Feeling in defense bar that it’s getting harder to
settle. You compare the worst that can
happen in litigation to the settlement being offered. The difference is
shrinking in a lot of cases. More
defendants are going to take their chances.
The criminal justice system is a plea bargain system; so is the FTC. If
the plea bargain system falls apart because you ask for a life sentence for
everything, that may not carry out the commission’s responsibilities.
Hippsley: the issue of how to settle with the FTC and
whether or not the FTC is seeking rational amounts is different from the issue
of which forum the FTC chooses. You see in the case examples that there still
are different types of cases; FTC doesn’t always seek redress. The sense that it’s difficult to settle for
less than disgorgement is probably accurate.
Muris: Reebok is not traditional—traditional remedy is to
get all the money back. If Reebok is a fraud case, then the FTC did a miserable
job, because they got $25 million back.
It was more of a traditional substantiation case, and the FTC has
changed its standards. Not suggesting
that Reebok would be ok under traditional standards, but the FTC now seems to
be saying is that in the new kind of redress case, we’re not trying to get all
the money back, but there’s some premium ascribed to the ad, whereas
traditionally the products were either worthless or completely out of
proportion. These are completely
different than traditional substantiation cases. It will bedevil the commission if you have to
subtract the reasonable value of the product and just give the premium back.
Hippsley: with Reebok, that’s a settlement; when we settle,
we choose a rational number. (1) The FTC
would say that the campaign was premised on a deceptive claim: the fraud was in
the selling and it doesn’t matter if the shoe had value. (2) Another way to
look at it is to look at litigated cases. Once you establish liability and are
calculating redress/disgorgement, we do have cases that have attributed value
to the product and it hasn’t undone the whole thing: a rare coin case where the
coins were substantially overvalued; we took the real value and the premium,
and the 8th Circuit upheld that.
That doesn’t stop us from going after full value when the product was
worthless to the consumers who purchased it.
Muris: if you took less than 10 cents on the dollar in
Reebok, what you’re saying is that we could get the full amount, and that’s a
hard argument to make to a judge.
Prediction: will instead argue for a premium, and that’s different.

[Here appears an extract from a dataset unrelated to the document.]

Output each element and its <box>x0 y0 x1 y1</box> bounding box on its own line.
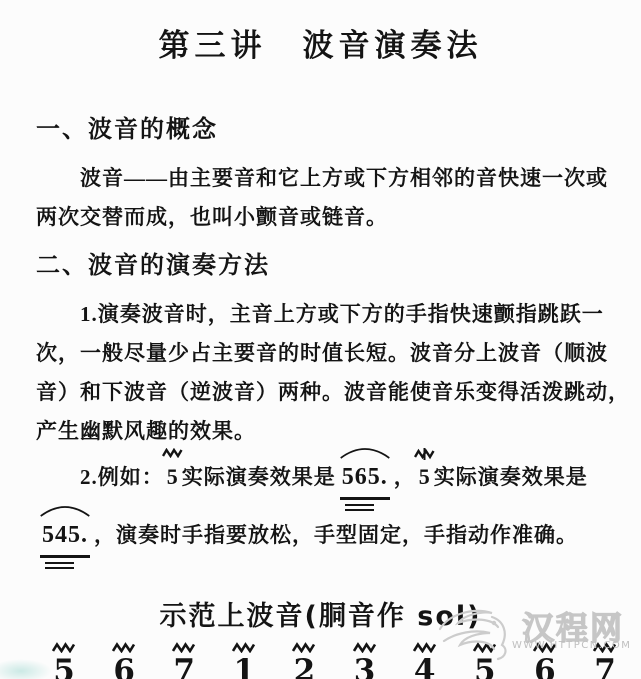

Glynn: Freeze orders—directing defendants not to withdraw
funds. And FTC has also told the bank to
surrender property to the FTC within a certain number of days after the seizure
order is served. But orders are
generally just binding on defendants and those in active concert/participation
with them. But assuming a financial
institution isn’t in active concert with them—maybe holding money as security
for a loan or something like that—can they really be bound? Thinks it’s null & void to tell bank what
to do.
Hippsley: Traditionally, we serve the banks, and banks on
notice of order can’t allow defendants to drain their accounts or they’ll then
be in concert. Federal court can also
assert jurisdiction over the res.
Turnover should be to the court, not to the FTC. If the bank does have a claim against the
defendants, or the credit card company, it can intervene and sometimes does.